#anthologie #36 | étiré

(entre #anthologie #06 | Mon seul et #anthologie #18 | figer)

Lever le corps, de léger à lourd, de sol à plus haut, extension. Ça va vite autour, on téléphone ses rendez-vous, les épaules brusques frayent, les épaules dures claquent, le temps compte, le temps compte là aussi mais retournement lent du torse sur avenue lièvre, retournement lent du corps car la foule cache la route à prendre qui est, retournement lent de l’autre côté, entraperçue entre deux mâchoires cassées, deux mâchoires à croquer vite, et projection lente du corps dans cette nouvelle direction à prendre contre-courant, temps lent du corps contraint, maintenu non pas en arrière mais en dedans, lest à l’intérieur du corps identifié par ce seul, cette entorse, ce plomb, cet entre-deux où il se trouve, malaxé poreux, et qui retient, par dedans, avant de plonger dans cette autre route, retournement lent du corps encore qui livre son intention d’aller là-bas, après fendre le cours, après fendre l’écoulement fou de corps à rythmes, après fendre et interrompre le flot des autres, et s’identifier seule, ici, nue de seul, nue à voir, pourtant pleins mais seule, et cet instant à figer la chevelure encore en mouvement, de gauche à droite, le visage flou de ralenti, et tandis que la foule devient masse, ce corps présent et flou devient net, ce corps présent et flou se contorsionne, tord, poignet défense, devient épaule aussi mais translucide, mais brouillé de temps pour passer au travers, et étiré, et même en plusieurs fois, se retrouve à l’embouchure, lesté de nouveau, entier, seul.

9 commentaires à propos de “#anthologie #36 | étiré”

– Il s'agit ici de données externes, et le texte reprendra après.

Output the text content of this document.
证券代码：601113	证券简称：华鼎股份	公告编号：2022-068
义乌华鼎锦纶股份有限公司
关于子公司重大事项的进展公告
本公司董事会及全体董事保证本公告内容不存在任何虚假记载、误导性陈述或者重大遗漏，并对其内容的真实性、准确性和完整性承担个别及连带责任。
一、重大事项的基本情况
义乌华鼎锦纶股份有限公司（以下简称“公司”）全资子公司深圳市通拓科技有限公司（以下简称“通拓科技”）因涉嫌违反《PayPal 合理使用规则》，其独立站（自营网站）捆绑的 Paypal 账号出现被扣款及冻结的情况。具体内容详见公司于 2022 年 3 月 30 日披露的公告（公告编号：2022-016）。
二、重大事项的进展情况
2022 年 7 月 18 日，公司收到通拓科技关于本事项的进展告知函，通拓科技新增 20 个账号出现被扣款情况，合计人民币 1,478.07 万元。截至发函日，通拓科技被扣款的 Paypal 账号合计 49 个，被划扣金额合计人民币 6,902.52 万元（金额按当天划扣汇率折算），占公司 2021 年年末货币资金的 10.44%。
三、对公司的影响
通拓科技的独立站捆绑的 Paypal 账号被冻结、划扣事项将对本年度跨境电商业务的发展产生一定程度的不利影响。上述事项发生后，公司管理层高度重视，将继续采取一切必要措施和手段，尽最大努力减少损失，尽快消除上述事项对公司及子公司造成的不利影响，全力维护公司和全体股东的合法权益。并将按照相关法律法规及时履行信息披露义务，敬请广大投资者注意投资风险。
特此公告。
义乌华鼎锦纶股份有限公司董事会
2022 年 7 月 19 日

  1. Sans connaître l’avant l’après on se glisse facilement dans cet intervalle on se laisse porter et on imagine tout le potentiel. C’est géant.

  2. Une image dingue de ce corps de solitude à travers le flou de la multitude, un corps entier qui prend forme sous nos yeux, fragments par fragments, dans la masse des autres corps. Un poème ultra puissant ! A poursuivre de toute urgence car immense potentiel (suis d’accord avec Cécile) ! On aurait envie de te l’entendre dire (peut-être sur un zoom prochainement ?) Merci Nolwenn !

    • Merci beaucoup Camille, ton message fait chaud au coeur, j’y ai été à l’aveugle, contente que ça fasse écho;)

  3. Et le rythme de tes phrases qui accompagne la lenteur de ce corps omniprésent. Très joli, merci Nolwenn.